Only 6% of those who have been interviewed are reported to have expressed the view that the current system “fully” achieves such purpose, what might be considered an understatement since criticisms have included description of comment witness statements as “a vehicle for the lawyer’s view of the case” or “heavily crafted by solicitors”.

The issue of a statement as to the best practice in the preparation of witnesses was felt to be helpful by the members of the working group.

A main point which was agreed is that the witness statement “must use the witness’s own words” and that a more developed statement of truth would confirm that the witness has been made well conscious of the effects of his/her statement. Also the service by the parties of a pre-trial statement of facts was discussed with a view to helping the parties to “confine witness statements” to their appropriate content. In the essence, a main problem was identified in such witness statements being over-lawyered.

However, one might wonder whether any of the above discussed solutions will materially avoid that such statements be over-lawyered. Since the current system is widely thought to need to be reconsidered, one might perhaps go further. If the issue is put in general terms, is it really satisfactory that witnesses be prepared by someone else and, in some jurisdictions, even coached ?

Are there no risks that the witness’ deposition be affected by its preparation by a third party, whatever be his/her role ?

Just to make an example, oral evidence will allow the Court to get the details of possible hesitations, or uncertainties of the witness, while the statement will generally only provide his/her final conclusions. As it has been discussed on previous occasions, various civil law jurisdictions do not allow lawyers to prepare the witnesses. However, even if the party does not contact the witness, the result of that is that he/she will generally give evidence without having had the opportunity to know on which facts he/she is expected to depose, and without having had enough time to go through its recollection of such facts.

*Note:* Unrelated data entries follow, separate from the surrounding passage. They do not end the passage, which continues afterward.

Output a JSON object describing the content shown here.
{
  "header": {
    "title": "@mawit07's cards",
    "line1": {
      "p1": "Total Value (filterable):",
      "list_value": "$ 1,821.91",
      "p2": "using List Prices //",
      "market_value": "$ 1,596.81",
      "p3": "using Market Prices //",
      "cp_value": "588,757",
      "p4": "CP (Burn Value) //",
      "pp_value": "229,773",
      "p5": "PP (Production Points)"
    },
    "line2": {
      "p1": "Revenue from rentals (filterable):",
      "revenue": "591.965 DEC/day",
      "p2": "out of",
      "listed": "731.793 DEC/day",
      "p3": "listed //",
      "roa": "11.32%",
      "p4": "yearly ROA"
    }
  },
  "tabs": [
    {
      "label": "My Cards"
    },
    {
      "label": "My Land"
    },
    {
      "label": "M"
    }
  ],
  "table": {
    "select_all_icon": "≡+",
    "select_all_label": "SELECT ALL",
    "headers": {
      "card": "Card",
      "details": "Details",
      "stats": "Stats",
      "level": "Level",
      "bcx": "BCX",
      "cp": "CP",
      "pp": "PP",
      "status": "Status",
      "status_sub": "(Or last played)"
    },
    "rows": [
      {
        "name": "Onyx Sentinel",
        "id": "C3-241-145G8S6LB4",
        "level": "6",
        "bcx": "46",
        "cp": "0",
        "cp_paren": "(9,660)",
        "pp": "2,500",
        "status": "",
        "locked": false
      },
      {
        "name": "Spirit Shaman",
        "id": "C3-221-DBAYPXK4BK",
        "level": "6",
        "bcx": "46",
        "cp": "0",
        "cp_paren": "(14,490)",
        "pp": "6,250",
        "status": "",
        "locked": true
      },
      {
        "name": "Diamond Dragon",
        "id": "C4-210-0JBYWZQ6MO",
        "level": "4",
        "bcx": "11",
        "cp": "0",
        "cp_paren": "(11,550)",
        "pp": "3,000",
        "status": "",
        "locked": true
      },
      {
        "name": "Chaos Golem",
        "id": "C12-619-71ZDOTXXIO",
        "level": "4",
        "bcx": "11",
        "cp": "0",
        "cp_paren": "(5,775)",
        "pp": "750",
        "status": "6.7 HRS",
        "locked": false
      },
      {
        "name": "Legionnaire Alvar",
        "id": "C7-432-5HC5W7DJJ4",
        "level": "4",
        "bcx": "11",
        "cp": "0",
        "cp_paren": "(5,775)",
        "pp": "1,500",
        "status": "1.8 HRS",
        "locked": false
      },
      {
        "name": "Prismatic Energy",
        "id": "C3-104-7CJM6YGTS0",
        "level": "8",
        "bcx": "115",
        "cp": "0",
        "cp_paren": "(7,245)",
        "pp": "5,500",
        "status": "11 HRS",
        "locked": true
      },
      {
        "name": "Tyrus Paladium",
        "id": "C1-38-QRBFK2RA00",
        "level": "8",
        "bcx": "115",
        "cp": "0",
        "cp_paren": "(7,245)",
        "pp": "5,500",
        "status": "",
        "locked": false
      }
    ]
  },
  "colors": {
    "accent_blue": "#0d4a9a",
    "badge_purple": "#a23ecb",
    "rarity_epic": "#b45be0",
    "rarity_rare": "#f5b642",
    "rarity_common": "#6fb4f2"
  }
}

It might perhaps be wondered whether a solution could not be looked for which would take the advantages of both positions, without also taking their disadvantages.

A statement of the facts, on which the witness is asked to write “his/her own statement”, could be filed by each party with the Court or the Arbitral Tribunal and it could be forwarded to the witness by the Court’s clerk or by the secretary of the Arbitral Tribunal or, in his/her absence, by the centre, which administers the arbitration.

This issue looks indeed to be delicate. It may then benefit from a continuous search for the best solution.